Blind Seer, who had been suffering some from the heat, and so had fallen silent, spoke with a certain amount of pride.
“If the Voice had known my Firekeeper, he would have expected her to look there, but I do not think he knows her—of her, perhaps, but if he knows her it is through the tools she helped to break. Melina, at least, underestimated any who stood against her and that was
her undoing. Had she been content to visit New Kelvin quietly, we might never have been sent
against
her
and
her
hunt for power would have been
successful.”

Plik raised a paw.
“A moment. Our human
friends
grow restive.”

Firekeeper was content to let Plik do the translating. She looked over at Truth. The jaguar’s silence was peculiar, more than could be explained by the fact that the jaguar was traveling by day and over a greater distance than would usually be her wont.

Firekeeper wished for a sense of smell acute enough to tell her something of the jaguar’s mood. Freshly reminded that there were many who would overhear her should she ask Blind Seer his opinion, she held her questions until they should be alone.

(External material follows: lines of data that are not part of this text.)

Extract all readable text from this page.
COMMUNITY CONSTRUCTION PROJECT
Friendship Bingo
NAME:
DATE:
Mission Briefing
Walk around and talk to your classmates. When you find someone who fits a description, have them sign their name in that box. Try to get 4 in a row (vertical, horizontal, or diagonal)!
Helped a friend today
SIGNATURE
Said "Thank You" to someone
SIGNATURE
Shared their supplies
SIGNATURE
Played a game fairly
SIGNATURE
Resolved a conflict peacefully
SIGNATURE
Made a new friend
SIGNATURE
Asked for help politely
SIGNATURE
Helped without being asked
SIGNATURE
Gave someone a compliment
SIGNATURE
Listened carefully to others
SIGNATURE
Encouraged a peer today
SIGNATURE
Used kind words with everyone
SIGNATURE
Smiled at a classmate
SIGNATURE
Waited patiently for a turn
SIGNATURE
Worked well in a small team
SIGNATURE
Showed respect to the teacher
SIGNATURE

Alone. Firekeeper went to where Blind Seer was keeping up his steady pace. He was panting hard.

“Rest,” she suggested. “You can find us again come nightfall.”

“Promise you won’t do anything foolish?” the wolf asked, already slackening his pace and veering toward the shady growth alongside the road.

“Promise,” Firekeeper replied. “At least not without you.

XI

 

 

 

WATCHING THE SHAGGY GREY WOLF VANISH beneath the spreading branches, Plik felt a strong desire to follow. He wasn’t habitually nocturnal, but the maimalodalum rarely pushed through the heat of the day as humans seemed to do at need.

But then what need did the maimalodalum have to push and hurry? Their community wasn’t huge. Those of the yarimaimalom who hunted regularly shared their surplus. Remnants of orchards planted long ago still gave fruit and nuts. Foraging brought in other foods. Their own garden patches rounded out the rest.

Center Island offered ample habitations, either after the fashion of the yarimaimalom or in the towers or other semi-ruined structures. What maintenance must be done rarely forced the need for working in the heat or rain. Those of the maimalodalum who were scholarly by inclination, as Plik was, found plenty to occupy their remaining time.

In all his long life, Plik could not ever recall a time when he had continued to move on when he was weary, had gone without food or drink because there was no time to stop. Indeed, although his body might manage to masquerade as human, his habits were anything but.

But,
he thought as he tried to find at least one part of his backside that wasn’t saddle-bruised,
there are compensations for the discomfort of these hours in the saddle.
Many compensations indeed. I have heard the eagles and ospreys talk of human farms and fields, but it is another thing to see them for oneself. And the buildings! I know we have bypassed the larger towns and villages, but even the temple complexes where we have stopped are remarkable. No wonder both Harjeedian and Derian referred to the towers on Center Island as “ruins.” By their standards, they were.